A ausência de indicadores
Não é difícil constatar que, por mais diversa e profunda que seja a pesquisa, não existem indicadores que apontem que a suposta medida de “reduzir a maioridade penal” surta os efeitos desejados. Por diversos motivos, nos países em que se adota a responsabilização do adolescente nos mesmos termos do adulto, isso não representou recuou da participação do menor na prática de delitos nem a inibiu. Na realidade, sequer intimidou a participação dos mesmos na composição dos indicadores de criminalidade. Grande parte dos especialistas atribuem isso não à falta de informação, mas à falta de discernimento adequado do menor tanto em relação à gravidade da infração que pratica quanto com respeito às consequências penais ou punitivas por haver praticado determinado delito. Embora muitos a tenham visto como a solução para as pressões de segmentos da sociedade, na prática, a “redução da maioridade penal” não alcançou os resultados esperados aonde a medida é implantada.
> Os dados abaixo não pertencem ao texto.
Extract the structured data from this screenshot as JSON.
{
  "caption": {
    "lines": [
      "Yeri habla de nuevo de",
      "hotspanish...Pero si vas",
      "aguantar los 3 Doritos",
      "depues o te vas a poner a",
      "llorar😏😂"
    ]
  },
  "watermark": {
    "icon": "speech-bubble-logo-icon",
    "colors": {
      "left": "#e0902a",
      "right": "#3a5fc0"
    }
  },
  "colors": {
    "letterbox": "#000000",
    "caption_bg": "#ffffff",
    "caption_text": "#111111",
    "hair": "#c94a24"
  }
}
Solução questionável – riscos e custos
Uma questionável, onerosa e temerária solução como a “redução da maioriadade penal” importa custos e inúmeros riscos à sociedade e à administração pública. Recomenda-se que, no mínimo, os representantes dessa mesma sociedade e os gestores estatais cogitem acerca dos reais fatores ou “causas” que influem de modo decisivo para fomentar a delinquência juvenil. Seria um devaneio surreal ou, no elementar, uma irresponsabilidade empirista adotar uma medida como a “redução da maioridade penal” sem considerar minimamente as processos e fatores que, de fato, concorrem para produzir a crescente prática de delitos, inclusive crimes graves ou hediondos, por parte de adolescentes. Adotar de forma puramente reativa uma medida como essa não passa de uma imatura e precipitada visão política do processo de formação da delinquência infanto-juvenil. Um tipo de experimentalismo jurídico e de empirismo político meramente reativo, sem garantia alguma da consecução dos resultados almejados, cujos impactos podem ser muito mais caros e gravosos à propria sociedade.
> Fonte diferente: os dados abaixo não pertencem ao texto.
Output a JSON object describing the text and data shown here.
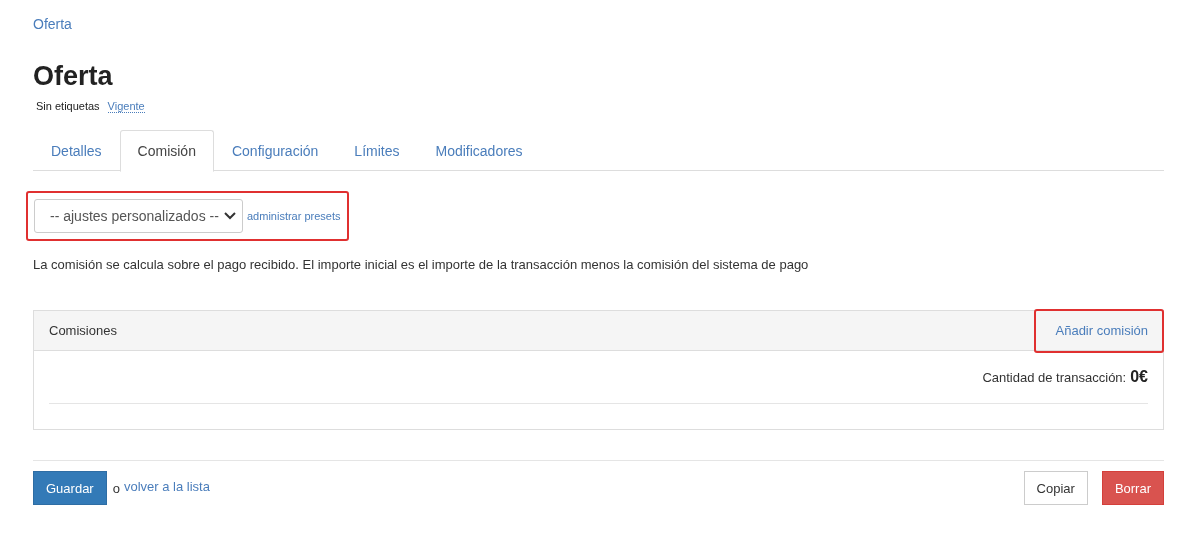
{
  "breadcrumb": "Oferta",
  "title": "Oferta",
  "meta": {
    "tags": "Sin etiquetas",
    "status": "Vigente"
  },
  "tabs": [
    {
      "label": "Detalles",
      "selected": false
    },
    {
      "label": "Comisión",
      "selected": true
    },
    {
      "label": "Configuración",
      "selected": false
    },
    {
      "label": "Límites",
      "selected": false
    },
    {
      "label": "Modificadores",
      "selected": false
    }
  ],
  "preset": {
    "value": "-- ajustes personalizados --",
    "link": "administrar presets",
    "highlighted": true
  },
  "description": "La comisión se calcula sobre el pago recibido. El importe inicial es el importe de la transacción menos la comisión del sistema de pago",
  "panel": {
    "title": "Comisiones",
    "add_button": "Añadir comisión",
    "add_highlighted": true,
    "total_label": "Cantidad de transacción:",
    "total_value": "0€"
  },
  "footer": {
    "save": "Guardar",
    "or": "o",
    "back_link": "volver a la lista",
    "copy": "Copiar",
    "delete": "Borrar"
  }
}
O esgotamento do modelo repressivo
Além dos mais, em nosso momento histórico, importa considerar o completo exaurimento, o profundo esgotamento da eficácia de soluções meramente repressivas como respostas a problemas de violência, de criminalidade e de insegurança pública. As medidas, ações e intervenções puramente repressivas não tem efetivamente impedido a expansão da criminalidade, a explosão da superpolação carcerária, o aumento do número de presídios e de cárceres pelo país, a complexificação das organizações e de facções criminosas, dentre outras mazelas perversas do sistema social em que vivemos.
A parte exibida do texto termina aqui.